There’s lots of buzz in accounting circles these days about outsourcing the preparation of tax returns to places like India. And now the AICPA, a professional association for CPAs in the United States, has issued an Advisory opinion which clears the way for CPAs to outsource.
The Advisory doesn’t expressly endorse outsourcing — it stops well short of that. But it does indicate there are no outright legal prohibitions.
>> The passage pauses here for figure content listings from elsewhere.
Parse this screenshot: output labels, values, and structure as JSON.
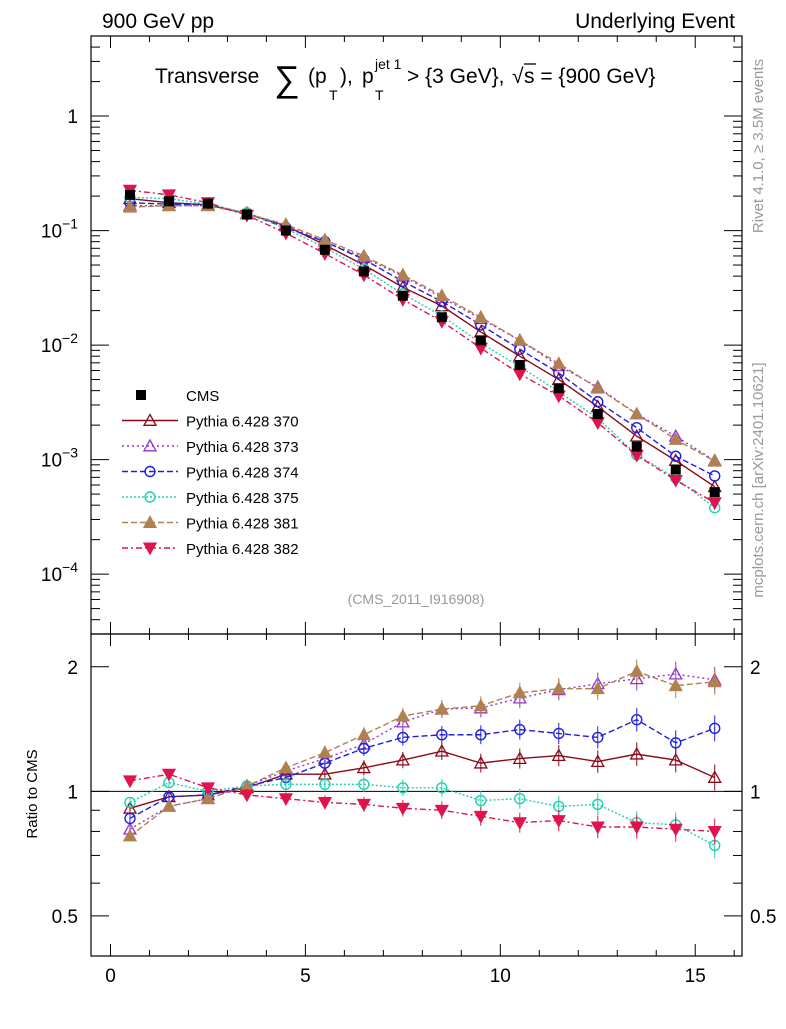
{
  "header": {
    "left": "900 GeV pp",
    "right": "Underlying Event",
    "side_top": "Rivet 4.1.0, ≥ 3.5M events",
    "side_bottom": "mcplots.cern.ch [arXiv:2401.10621]",
    "analysis_tag": "(CMS_2011_I916908)"
  },
  "chart_data": {
    "type": "line",
    "title": {
      "word": "Transverse",
      "sum": "∑",
      "pt_open": "(p",
      "sub_T": "T",
      "pt_close": "),",
      "p": "p",
      "sup_jet": "jet 1",
      "sub_T2": "T",
      "cut": "> {3 GeV},",
      "sqrt": "√",
      "s_part": "s = {900 GeV}"
    },
    "xlabel": "",
    "ylabel_main": "",
    "ylabel_ratio": "Ratio to CMS",
    "xlim": [
      -0.5,
      16.2
    ],
    "ylim_main": [
      3e-05,
      5
    ],
    "yscale_main": "log",
    "ylim_ratio": [
      0.4,
      2.4
    ],
    "yscale_ratio": "log",
    "x_ticks": [
      "0",
      "5",
      "10",
      "15"
    ],
    "x_tick_values": [
      0,
      5,
      10,
      15
    ],
    "y_main_ticks": [
      {
        "value": 1,
        "mant": "1",
        "exp": ""
      },
      {
        "value": 0.1,
        "mant": "10",
        "exp": "−1"
      },
      {
        "value": 0.01,
        "mant": "10",
        "exp": "−2"
      },
      {
        "value": 0.001,
        "mant": "10",
        "exp": "−3"
      },
      {
        "value": 0.0001,
        "mant": "10",
        "exp": "−4"
      }
    ],
    "y_ratio_ticks": [
      {
        "value": 2,
        "label": "2"
      },
      {
        "value": 1,
        "label": "1"
      },
      {
        "value": 0.5,
        "label": "0.5"
      }
    ],
    "x": [
      0.5,
      1.5,
      2.5,
      3.5,
      4.5,
      5.5,
      6.5,
      7.5,
      8.5,
      9.5,
      10.5,
      11.5,
      12.5,
      13.5,
      14.5,
      15.5
    ],
    "data": {
      "name": "CMS",
      "color": "#000000",
      "values": [
        0.205,
        0.18,
        0.172,
        0.138,
        0.1,
        0.068,
        0.044,
        0.027,
        0.0175,
        0.011,
        0.0067,
        0.0042,
        0.0025,
        0.0013,
        0.00082,
        0.00052
      ]
    },
    "series": [
      {
        "name": "Pythia 6.428 370",
        "color": "#8b0a1a",
        "marker": "triangle-open",
        "dash": "",
        "values": [
          0.19,
          0.175,
          0.168,
          0.14,
          0.11,
          0.075,
          0.05,
          0.032,
          0.022,
          0.013,
          0.008,
          0.005,
          0.0029,
          0.0016,
          0.00098,
          0.00058
        ],
        "ratio": [
          0.91,
          0.97,
          0.98,
          1.02,
          1.1,
          1.1,
          1.14,
          1.19,
          1.25,
          1.17,
          1.2,
          1.22,
          1.18,
          1.23,
          1.19,
          1.08
        ]
      },
      {
        "name": "Pythia 6.428 373",
        "color": "#9932cc",
        "marker": "triangle-open",
        "dash": "2,3",
        "values": [
          0.165,
          0.165,
          0.165,
          0.142,
          0.11,
          0.08,
          0.058,
          0.04,
          0.026,
          0.017,
          0.011,
          0.0066,
          0.0043,
          0.0025,
          0.0016,
          0.00098
        ],
        "ratio": [
          0.81,
          0.92,
          0.96,
          1.03,
          1.12,
          1.2,
          1.3,
          1.47,
          1.58,
          1.59,
          1.68,
          1.76,
          1.82,
          1.87,
          1.92,
          1.86
        ]
      },
      {
        "name": "Pythia 6.428 374",
        "color": "#1f1fe0",
        "marker": "circle-open",
        "dash": "6,3",
        "values": [
          0.175,
          0.17,
          0.167,
          0.141,
          0.106,
          0.08,
          0.056,
          0.036,
          0.024,
          0.015,
          0.0092,
          0.0057,
          0.0032,
          0.0019,
          0.00107,
          0.00072
        ],
        "ratio": [
          0.86,
          0.97,
          0.98,
          1.03,
          1.08,
          1.17,
          1.27,
          1.35,
          1.37,
          1.37,
          1.41,
          1.38,
          1.35,
          1.49,
          1.31,
          1.42
        ]
      },
      {
        "name": "Pythia 6.428 375",
        "color": "#20d0b0",
        "marker": "circle-open",
        "dash": "2,2",
        "values": [
          0.195,
          0.19,
          0.17,
          0.143,
          0.104,
          0.071,
          0.046,
          0.028,
          0.018,
          0.0104,
          0.0065,
          0.0039,
          0.0023,
          0.0011,
          0.00069,
          0.00038
        ],
        "ratio": [
          0.94,
          1.05,
          1.0,
          1.03,
          1.04,
          1.04,
          1.04,
          1.02,
          1.02,
          0.95,
          0.96,
          0.92,
          0.93,
          0.84,
          0.83,
          0.74
        ]
      },
      {
        "name": "Pythia 6.428 381",
        "color": "#b08050",
        "marker": "triangle-filled",
        "dash": "6,3",
        "values": [
          0.16,
          0.165,
          0.165,
          0.14,
          0.113,
          0.083,
          0.06,
          0.041,
          0.027,
          0.0175,
          0.011,
          0.0069,
          0.0042,
          0.0025,
          0.0015,
          0.00097
        ],
        "ratio": [
          0.78,
          0.92,
          0.96,
          1.03,
          1.14,
          1.24,
          1.37,
          1.52,
          1.58,
          1.61,
          1.73,
          1.77,
          1.77,
          1.95,
          1.8,
          1.84
        ]
      },
      {
        "name": "Pythia 6.428 382",
        "color": "#e0144c",
        "marker": "triangle-down-filled",
        "dash": "6,3,2,3",
        "values": [
          0.225,
          0.205,
          0.175,
          0.136,
          0.095,
          0.063,
          0.041,
          0.025,
          0.0161,
          0.0094,
          0.0056,
          0.0036,
          0.0021,
          0.00109,
          0.00066,
          0.00042
        ],
        "ratio": [
          1.06,
          1.1,
          1.02,
          0.98,
          0.96,
          0.94,
          0.93,
          0.91,
          0.9,
          0.87,
          0.84,
          0.85,
          0.82,
          0.82,
          0.81,
          0.8
        ]
      }
    ],
    "legend_position": "middle-left"
  }
}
Of course it cautions CPAs that they have certain responsibilities to ensure security and privacy of their clients’ data when outsourcing. The Advisory summarizes those obligations:
- “AICPA members have responsibilities related to the practice of using third parties to provide services in engagements for clients. Primary among them are security and confidentiality of information, due professional care and compliance with provisions of the Code of Professional Conduct. In addition, members must monitor security procedures that third-party providers have put into place to ensure they remain effective.”
The Advisory is being published in the March 2004 edition of the Journal of Accountancy, but you can download a copy here.
In case you have been on another planet for the past six months, offshore outsourcing is a polarizing issue right now in the United States. Fears of U.S. workers losing jobs and U.S. corporations losing competitive edge are being debated at every turn. Professional workers are even considering unionization.
In places like India, however, outsourcing is good news (as long as the outsourced work is going to India). And in India the AICPA’s position was greeted as a positive move. It is estimated that preparation of tax returns could mean the inflow of $15 Million (USD) in 2004 to Indian business process outsourcing partners.